Так и остался этот вопрос для Антона без ответа. Ответ придет к нему гораздо позже. Но до этого часа надо дожить. А сейчас?
А сейчас, хочешь или не хочешь, мучайся над разгадкой навалившихся тайн. Кто выбрал из омута их сетку? Как она попала к мельнику? Кто их преследует? Вот и копны оказались развороченными. Ко всему еще и Яшка… Когда вышли из колхозной конторы, стали расходиться по домам, он подошел к Антону и снова повторил хранившие тайну слова — «уркум-мукру».
Глава четвертая
Под горой, над хатами, еще лежала ночная тень, а слобода, поселок, Бургары уже умывались росным дождем, опадающим с проснувшихся деревьев.
На подгорной стороне села первой к солнцу прикасается пожарная вышка. Стоит она на лобном взгорье на стыке двух скособоченных улиц. Зимой от нее начинается спуск, по которому катаются ребятишки, кто на чем горазд, весной у ее подножия прогревается первая на все село зеленая лужайка, на которой собирается столько детворы, что мячу упасть негде. Летом детвора перемещается на берега Самары, а здесь поселяются тишина и покой, охраняемые аистами. Даже пожарники из уважения к птицам покинули вышку.
Аисты живут в Леваде с незапамятных времен. Под покровом их бело-черных крыльев, расправленных над селом, вырастали многие поколения. Сельчане не мыслят себе неба над родной стороной без двух-трех пар аистов, поднявшихся так высоко, что разглядеть их можно только запрокинув голову. Редкостное зрелище! Карусельным кругом, выше самого солнца, плывут, разобравшись попарно, царственно прекрасные птицы. Кружатся они бесконечно долго. Ни одного взмаха крылом за многие часы полета. Круг за кругом на одной и той же высоте, не меняя строя, вращается в голубом просторе эта небесная карусель. И вдруг с высоты на землю таинственными каплями падает звонкий перестук Аисты щелкают клювами — тук-тук, тук-тук. Заслышав это, даже занятый прохожий остановится и начнет обшаривать глазами высокое небо. Увидит крылатую карусель, покачает от удивления головой, улыбнется и непременно подумает: «Диво, а не птица».
На вышке, на самой ее крыше у аистов было гнездо. Оно чернело и топорщилось огромной косматой шапкой во все времена года. Зимой пустовало, а с весны в нем поселялись его бессменные голенастые хозяева. В мае аисты подолгу засиживались дома, а уже в июне из гнезда начинал доноситься неясный клекот неуклюжих птенцов, слышалась возня вокруг лягушки, принесенной родителями.
Антон проснулся с предчувствием каких-то больших событий. Мать пошла сдавать в колхозную кладовую выпеченные накануне круглые хлебы. На полу у кровати лежали солнечные квадраты окон, разделенные переплетениями рам.
Запах горячего хлеба дурманил голову. Пахло так вкусно, что Антон невольно проглотил набежавшую слюну.
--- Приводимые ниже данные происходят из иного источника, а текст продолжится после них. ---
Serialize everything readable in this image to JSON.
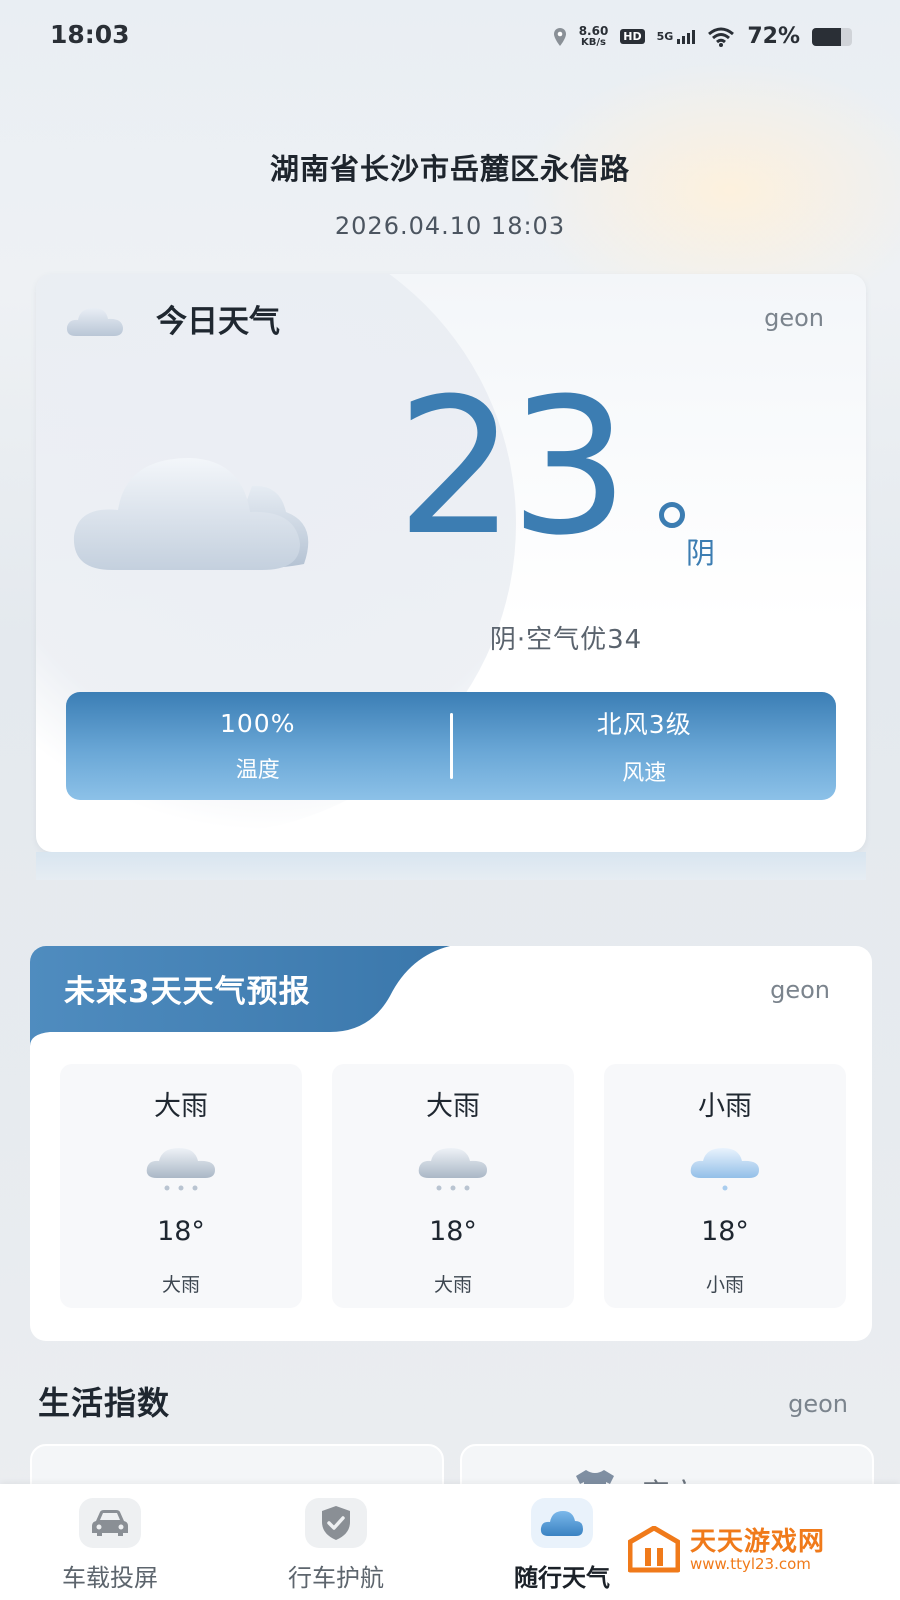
{
  "status_bar": {
    "time": "18:03",
    "net_speed_value": "8.60",
    "net_speed_unit": "KB/s",
    "hd": "HD",
    "network": "5G",
    "battery_percent": "72%",
    "battery_level": 0.72
  },
  "header": {
    "location": "湖南省长沙市岳麓区永信路",
    "datetime": "2026.04.10 18:03"
  },
  "today": {
    "title": "今日天气",
    "source": "geon",
    "temperature": "23",
    "condition": "阴",
    "summary": "阴·空气优34",
    "stats": [
      {
        "value": "100%",
        "label": "温度"
      },
      {
        "value": "北风3级",
        "label": "风速"
      }
    ]
  },
  "forecast": {
    "title": "未来3天天气预报",
    "source": "geon",
    "days": [
      {
        "condition": "大雨",
        "temp": "18°",
        "sub": "大雨",
        "icon": "rain-cloud-icon"
      },
      {
        "condition": "大雨",
        "temp": "18°",
        "sub": "大雨",
        "icon": "rain-cloud-icon"
      },
      {
        "condition": "小雨",
        "temp": "18°",
        "sub": "小雨",
        "icon": "light-rain-cloud-icon"
      }
    ]
  },
  "life_index": {
    "title": "生活指数",
    "source": "geon",
    "card2_label": "穿衣"
  },
  "bottom_nav": {
    "items": [
      {
        "label": "车载投屏",
        "icon": "car-icon",
        "active": false
      },
      {
        "label": "行车护航",
        "icon": "shield-check-icon",
        "active": false
      },
      {
        "label": "随行天气",
        "icon": "cloud-icon",
        "active": true
      }
    ]
  },
  "watermark": {
    "line1": "天天游戏网",
    "line2": "www.ttyl23.com"
  },
  "colors": {
    "accent": "#3c7db2",
    "stats_bar_top": "#3b7eb5",
    "stats_bar_bottom": "#8cc1e8",
    "watermark": "#f07a1a"
  }
}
Второпях встал, пошарил по столу, заглянул под горячее полотенце и нашел то, чего ему со вчерашнего дня так хотелось — шершавую краюху ржаного хлеба и несколько долек молодого чеснока. Прихватил находку и постарался скрыться до возвращения матери.
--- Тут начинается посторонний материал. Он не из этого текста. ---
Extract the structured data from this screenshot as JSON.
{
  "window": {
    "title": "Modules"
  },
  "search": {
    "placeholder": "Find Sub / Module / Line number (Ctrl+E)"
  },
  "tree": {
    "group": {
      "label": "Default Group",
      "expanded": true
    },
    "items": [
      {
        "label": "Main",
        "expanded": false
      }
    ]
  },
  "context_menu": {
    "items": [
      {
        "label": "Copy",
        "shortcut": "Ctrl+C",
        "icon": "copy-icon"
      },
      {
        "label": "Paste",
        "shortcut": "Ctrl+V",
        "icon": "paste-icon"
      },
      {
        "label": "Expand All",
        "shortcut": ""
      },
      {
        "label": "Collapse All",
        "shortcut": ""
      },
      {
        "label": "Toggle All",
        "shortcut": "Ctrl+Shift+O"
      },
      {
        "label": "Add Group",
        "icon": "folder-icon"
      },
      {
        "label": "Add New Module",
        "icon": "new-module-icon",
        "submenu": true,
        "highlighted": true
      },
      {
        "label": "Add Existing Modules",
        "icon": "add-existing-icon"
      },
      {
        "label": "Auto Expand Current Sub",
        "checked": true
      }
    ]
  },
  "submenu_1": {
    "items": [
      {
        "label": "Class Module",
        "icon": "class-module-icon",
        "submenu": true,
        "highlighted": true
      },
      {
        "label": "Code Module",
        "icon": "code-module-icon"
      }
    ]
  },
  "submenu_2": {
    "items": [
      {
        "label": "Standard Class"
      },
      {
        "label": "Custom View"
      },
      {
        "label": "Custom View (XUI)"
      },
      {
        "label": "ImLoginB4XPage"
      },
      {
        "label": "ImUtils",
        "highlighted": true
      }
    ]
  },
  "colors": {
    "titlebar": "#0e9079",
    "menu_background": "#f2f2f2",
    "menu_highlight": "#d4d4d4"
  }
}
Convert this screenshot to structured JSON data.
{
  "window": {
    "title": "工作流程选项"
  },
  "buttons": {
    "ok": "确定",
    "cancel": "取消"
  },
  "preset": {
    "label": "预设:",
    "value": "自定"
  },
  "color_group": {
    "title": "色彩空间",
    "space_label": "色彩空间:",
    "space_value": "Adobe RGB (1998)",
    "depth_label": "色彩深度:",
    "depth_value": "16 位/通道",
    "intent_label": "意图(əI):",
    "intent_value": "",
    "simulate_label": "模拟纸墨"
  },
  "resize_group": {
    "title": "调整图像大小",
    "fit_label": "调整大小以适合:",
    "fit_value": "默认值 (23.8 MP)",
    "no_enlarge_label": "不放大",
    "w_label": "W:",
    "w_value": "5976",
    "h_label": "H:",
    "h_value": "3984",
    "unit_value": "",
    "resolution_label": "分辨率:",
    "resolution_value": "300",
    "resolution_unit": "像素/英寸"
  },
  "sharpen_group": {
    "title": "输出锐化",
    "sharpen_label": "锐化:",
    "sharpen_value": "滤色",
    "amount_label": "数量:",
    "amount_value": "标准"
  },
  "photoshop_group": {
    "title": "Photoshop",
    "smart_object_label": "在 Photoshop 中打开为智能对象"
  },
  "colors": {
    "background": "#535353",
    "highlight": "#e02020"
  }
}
Первую, начальную часть операции по плану, предложенному вчера Антоном, ему предстояло выполнить самостоятельно.
Он двинулся прямо к Деркачам, но Рыжего дома не оказалось. Где он, никто не знал. «Вот и ищи теперь ветра в поле», — подумал Антон, уходя со двора. На улице он неожиданно столкнулся с Яшкой.
— Телеграмма пришла, понимаешь? Из Киргизии отец прислал, — размахивал Яшка серым листком. — Приказано отбыть!
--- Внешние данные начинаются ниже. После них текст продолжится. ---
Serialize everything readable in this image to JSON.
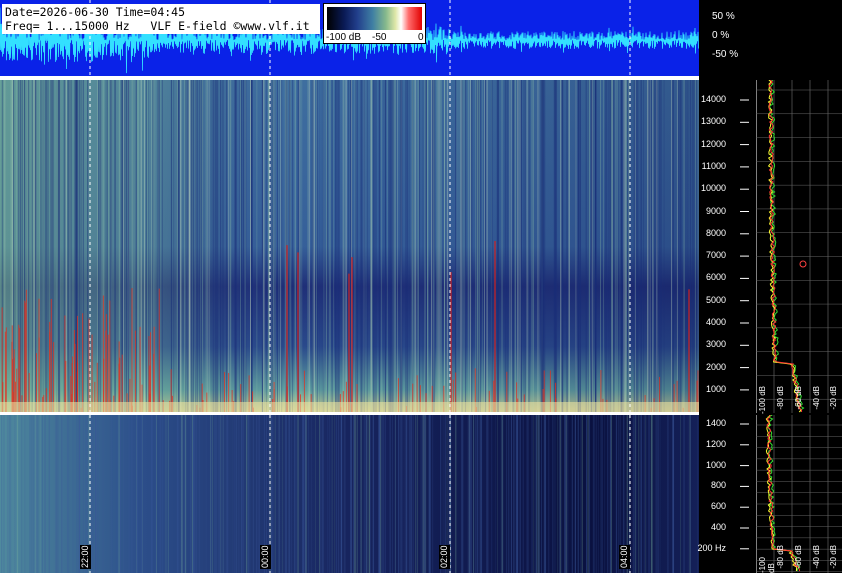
{
  "header": {
    "line1": "Date=2026-06-30 Time=04:45",
    "line2": "Freq= 1...15000 Hz   VLF E-field ©www.vlf.it"
  },
  "colorbar": {
    "labels": [
      "-100 dB",
      "-50",
      "0"
    ]
  },
  "amplitude_scale": [
    "50 %",
    "0 %",
    "-50 %"
  ],
  "upper_freq_ticks": [
    "14000",
    "13000",
    "12000",
    "11000",
    "10000",
    "9000",
    "8000",
    "7000",
    "6000",
    "5000",
    "4000",
    "3000",
    "2000",
    "1000"
  ],
  "lower_freq_ticks": [
    "1400",
    "1200",
    "1000",
    "800",
    "600",
    "400",
    "200 Hz"
  ],
  "time_labels": [
    "22:00",
    "00:00",
    "02:00",
    "04:00"
  ],
  "db_labels_upper": [
    "-100 dB",
    "-80 dB",
    "-60 dB",
    "-40 dB",
    "-20 dB"
  ],
  "db_labels_lower": [
    "-100 dB",
    "-80 dB",
    "-60 dB",
    "-40 dB",
    "-20 dB"
  ],
  "colors": {
    "background": "#000000",
    "waveform_bg": "#0a22e8",
    "waveform": "#33e0ff",
    "grid": "#ffffff"
  }
}
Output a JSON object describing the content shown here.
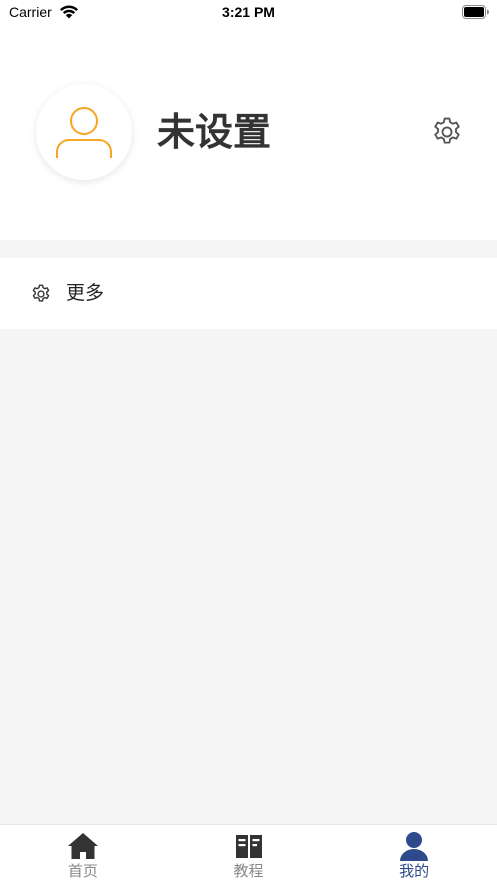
{
  "status_bar": {
    "carrier": "Carrier",
    "time": "3:21 PM"
  },
  "profile": {
    "name": "未设置",
    "avatar_color": "#f5a623"
  },
  "menu": {
    "items": [
      {
        "label": "更多",
        "icon": "gear-icon"
      }
    ]
  },
  "tab_bar": {
    "tabs": [
      {
        "label": "首页",
        "icon": "home-icon",
        "active": false
      },
      {
        "label": "教程",
        "icon": "book-icon",
        "active": false
      },
      {
        "label": "我的",
        "icon": "user-icon",
        "active": true
      }
    ],
    "active_color": "#2e4a8c",
    "inactive_color": "#888888"
  }
}
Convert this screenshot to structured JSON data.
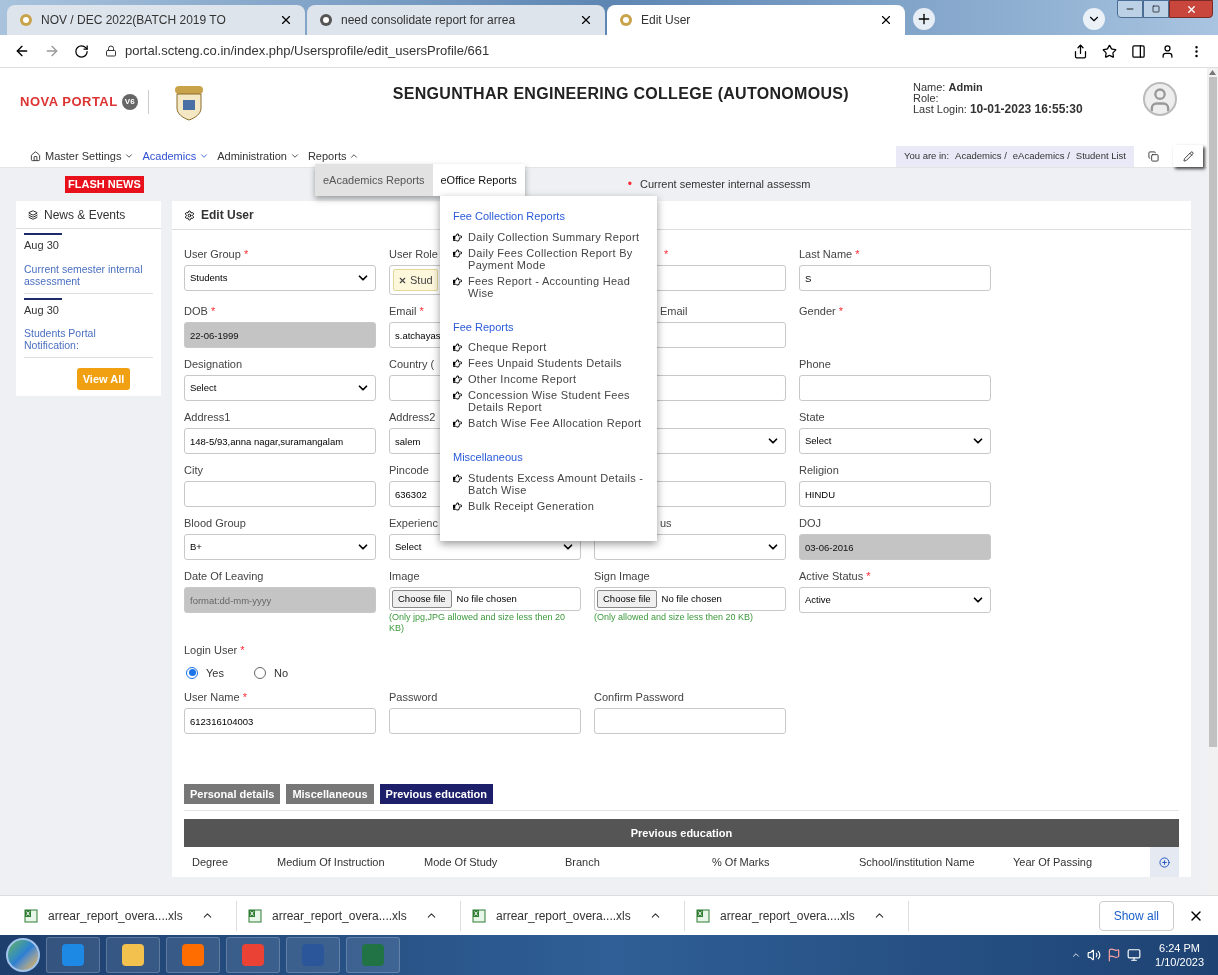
{
  "browser": {
    "tabs": [
      {
        "title": "NOV / DEC 2022(BATCH 2019 TO",
        "selected": false
      },
      {
        "title": "need consolidate report for arrea",
        "selected": false
      },
      {
        "title": "Edit User",
        "selected": true
      }
    ],
    "url": "portal.scteng.co.in/index.php/Usersprofile/edit_usersProfile/661"
  },
  "header": {
    "logo": "NOVA PORTAL",
    "version": "V6",
    "college": "SENGUNTHAR ENGINEERING COLLEGE (AUTONOMOUS)",
    "name_label": "Name:",
    "name": "Admin",
    "role_label": "Role:",
    "login_label": "Last Login:",
    "last_login": "10-01-2023 16:55:30"
  },
  "nav": {
    "items": [
      {
        "label": "Master Settings",
        "selected": false,
        "expanded": false
      },
      {
        "label": "Academics",
        "selected": true,
        "expanded": false
      },
      {
        "label": "Administration",
        "selected": false,
        "expanded": false
      },
      {
        "label": "Reports",
        "selected": false,
        "expanded": true
      }
    ],
    "breadcrumb_label": "You are in:",
    "breadcrumb": [
      "Academics /",
      "eAcademics /",
      "Student List"
    ]
  },
  "flash_news": {
    "label": "FLASH NEWS",
    "bullet": "•",
    "ticker": "Current semester internal assessm"
  },
  "reports_menu": {
    "items": [
      {
        "label": "eAcademics Reports",
        "selected": false
      },
      {
        "label": "eOffice Reports",
        "selected": true
      }
    ],
    "sections": [
      {
        "title": "Fee Collection Reports",
        "items": [
          "Daily Collection Summary Report",
          "Daily Fees Collection Report By Payment Mode",
          "Fees Report - Accounting Head Wise"
        ]
      },
      {
        "title": "Fee Reports",
        "items": [
          "Cheque Report",
          "Fees Unpaid Students Details",
          "Other Income Report",
          "Concession Wise Student Fees Details Report",
          "Batch Wise Fee Allocation Report"
        ]
      },
      {
        "title": "Miscellaneous",
        "items": [
          "Students Excess Amount Details - Batch Wise",
          "Bulk Receipt Generation"
        ]
      }
    ]
  },
  "news": {
    "title": "News & Events",
    "items": [
      {
        "date": "Aug 30",
        "title": "Current semester internal assessment"
      },
      {
        "date": "Aug 30",
        "title": "Students Portal Notification:"
      }
    ],
    "button": "View All"
  },
  "form": {
    "title": "Edit User",
    "rows": [
      [
        {
          "kind": "select",
          "label": "User Group",
          "mark": "*",
          "value": "Students"
        },
        {
          "kind": "tag",
          "label": "User Role",
          "value": "Stud"
        },
        {
          "kind": "text",
          "mark": "*"
        },
        {
          "kind": "text",
          "label": "Last Name",
          "mark": "*",
          "value": "S"
        }
      ],
      [
        {
          "kind": "text",
          "label": "DOB",
          "mark": "*",
          "value": "22-06-1999",
          "disabled": true
        },
        {
          "kind": "text",
          "label": "Email",
          "mark": "*",
          "value": "s.atchayas",
          "disabled": false
        },
        {
          "kind": "text",
          "label": "Email"
        },
        {
          "kind": "none",
          "label": "Gender",
          "mark": "*"
        }
      ],
      [
        {
          "kind": "select",
          "label": "Designation",
          "value": "Select"
        },
        {
          "kind": "text",
          "label": "Country ("
        },
        {
          "kind": "text"
        },
        {
          "kind": "text",
          "label": "Phone"
        }
      ],
      [
        {
          "kind": "text",
          "label": "Address1",
          "value": "148-5/93,anna nagar,suramangalam",
          "disabled": false
        },
        {
          "kind": "text",
          "label": "Address2",
          "value": "salem",
          "disabled": false
        },
        {
          "kind": "select"
        },
        {
          "kind": "select",
          "label": "State",
          "value": "Select"
        }
      ],
      [
        {
          "kind": "text",
          "label": "City"
        },
        {
          "kind": "text",
          "label": "Pincode",
          "value": "636302",
          "disabled": false
        },
        {
          "kind": "text"
        },
        {
          "kind": "text",
          "label": "Religion",
          "value": "HINDU",
          "disabled": false
        }
      ],
      [
        {
          "kind": "select",
          "label": "Blood Group",
          "value": "B+"
        },
        {
          "kind": "select",
          "label": "Experienc",
          "value": "Select"
        },
        {
          "kind": "select",
          "label": "us"
        },
        {
          "kind": "text",
          "label": "DOJ",
          "value": "03-06-2016",
          "disabled": true
        }
      ],
      [
        {
          "kind": "text",
          "label": "Date Of Leaving",
          "placeholder": "format:dd-mm-yyyy",
          "disabled": true
        },
        {
          "kind": "file",
          "label": "Image",
          "button": "Choose file",
          "status": "No file chosen",
          "note": "(Only jpg,JPG allowed and size less then 20 KB)"
        },
        {
          "kind": "file",
          "label": "Sign Image",
          "button": "Choose file",
          "status": "No file chosen",
          "note": "(Only allowed and size less then 20 KB)"
        },
        {
          "kind": "select",
          "label": "Active Status",
          "mark": "*",
          "value": "Active"
        }
      ]
    ],
    "login_user": {
      "label": "Login User",
      "mark": "*",
      "options": [
        {
          "label": "Yes",
          "selected": true
        },
        {
          "label": "No",
          "selected": false
        }
      ]
    },
    "account_row": [
      {
        "kind": "text",
        "label": "User Name",
        "mark": "*",
        "value": "612316104003",
        "disabled": false
      },
      {
        "kind": "text",
        "label": "Password"
      },
      {
        "kind": "text",
        "label": "Confirm Password"
      }
    ]
  },
  "section_tabs": [
    {
      "label": "Personal details",
      "selected": false
    },
    {
      "label": "Miscellaneous",
      "selected": false
    },
    {
      "label": "Previous education",
      "selected": true
    }
  ],
  "table": {
    "title": "Previous education",
    "columns": [
      "Degree",
      "Medium Of Instruction",
      "Mode Of Study",
      "Branch",
      "% Of Marks",
      "School/institution Name",
      "Year Of Passing"
    ]
  },
  "downloads": {
    "items": [
      "arrear_report_overa....xls",
      "arrear_report_overa....xls",
      "arrear_report_overa....xls",
      "arrear_report_overa....xls"
    ],
    "show_all": "Show all"
  },
  "taskbar": {
    "time": "6:24 PM",
    "date": "1/10/2023"
  }
}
Антон знал, что Яшкин отец живет в Средней Азии. Ехать туда долго.
Телеграмма расстроила Антона. Он спросил:
— Когда ехать?
— Срочно, — ответил Яшка.
— А как же наша операция?
— Операция? Сегодня надо уложиться, понимаешь? А завтра — с первой машиной на станцию. Я быстро. Туда и обратно. Мать говорит: не зли отца, навести его. А мне, понимаешь, уезжать не хочется. Родина здесь как-никак. Я верно говорю — туда и быстро назад.
Они шли низами, тропинкой, петляющей между старыми покосившимися вербами. Ходить здесь было безопаснее, чем по улице: никто из своих не встретится, никто не скажет: «А ну, марш домой!»
Шли не торопясь и ничего не ведая, пока не услышали перестука аистов, круживших низко над селом. Они сразу поняли, что аистов что-то тревожит. Не сговариваясь, ребята бросились бежать к вышке.